Tuesday, August 6, 2019

Just Thoughts

Fantastic arbor with pale pink roses. Carmel By The Sea.


Mornings have gone quiet. The birds are busy now raising their young. Sometimes, mid-day, I hear the babies, and as much as I miss the early morning melodies, my heart does swell at the rambunctious energetic chirping of the fledglings.

The only thing certain is change; or so they say.

Years ago gardening taught me about the seasons of life. Both literal and figurative; how to work with the earth's and life's turnings, how to not only honor, but trust each new season. It especially taught me to trust the dark, the time of cold and barrenness, the time to go inside, and rest. Let go and let life work, let her do what she does, down there in the deep fertile earth. Down here deep inside me.

It's hard to know how to breathe, let alone trust, without my garden; without the day to day reminder, without the sanctuary of my hands in the soil, the sun on my back, the delicate colors, the heady scent of that cherished piece of earth.

I used to write poems in my garden. Bad, ridiculous poems. Over the top maudlin poems. Love poems to the One I Never Got Over. Much to my joy and shame. (The not getting over part and the poems part.) About his eyes, and his lips, and his hands. The flat-out miracle of him. The way he would scoop me to his chest, his taut waist warm against my forearms. How one day over his kitchen table, Christmas lights blazing against the gray bowl of a sky outside, not even a half a day from his rumpled sheets, he ended it. Just like that. Sometimes I would lay naked in my garden. Not a soul knows about that. Even I had forgotten. Talk about shame. (I had a friend once who had a framed photo of herself in her bedroom, lying naked in the forest by a stream ~ right there on the white wall next to the door.)

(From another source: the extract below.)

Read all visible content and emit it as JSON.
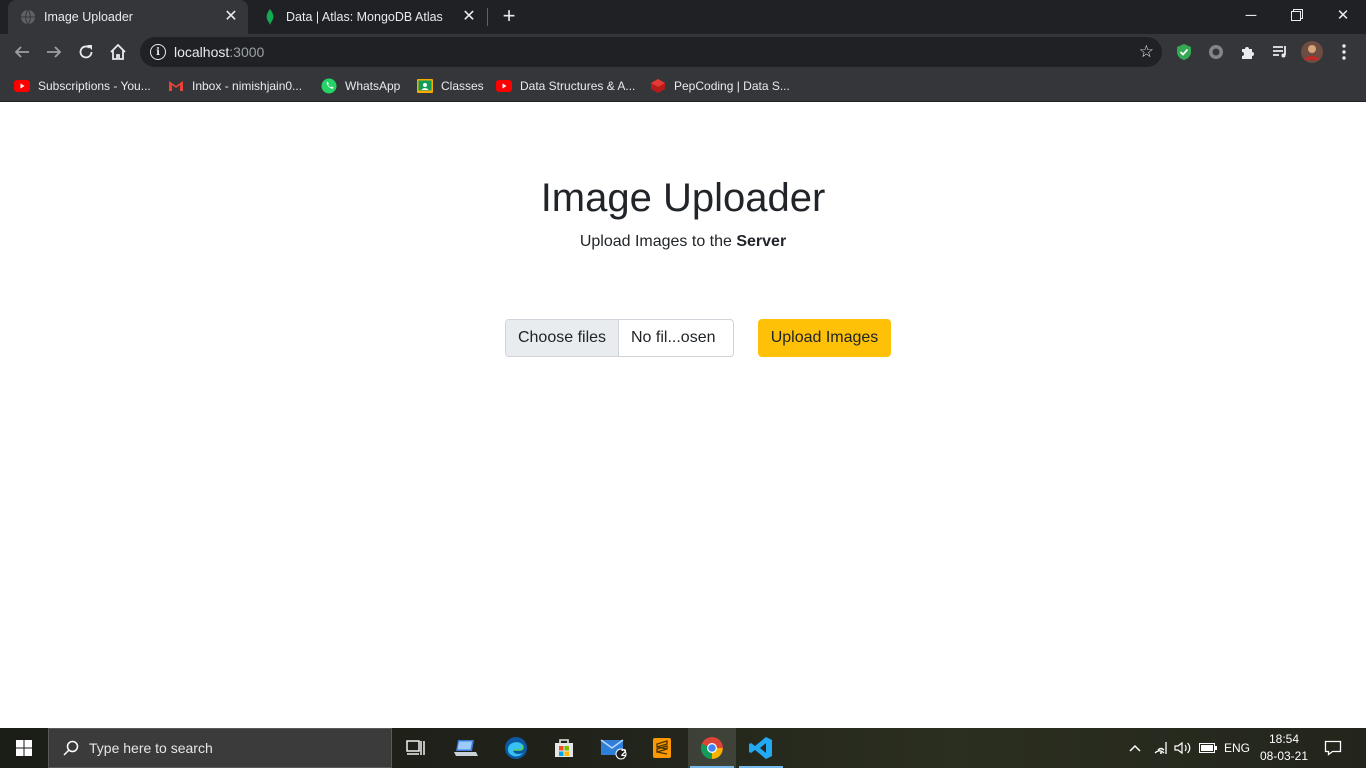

It's painful to live when you can't find yourself. When you've vacated the premises and are somewhere, god only knows where, else. Dissociation is the clinical term. It's what happens when your world isn't safe. It was a good thing because it helped you to survive, helped you when you were so overwhelmed and so alone you thought you would die; though later it just steals your life.

Some things never change. Some things you never get over losing. Not so far anyway.

Walking under the redwoods, the hot wind whips their perfume right into my body, and suddenly, for a split second, it remembers everything.

That night I would dream I was coming home.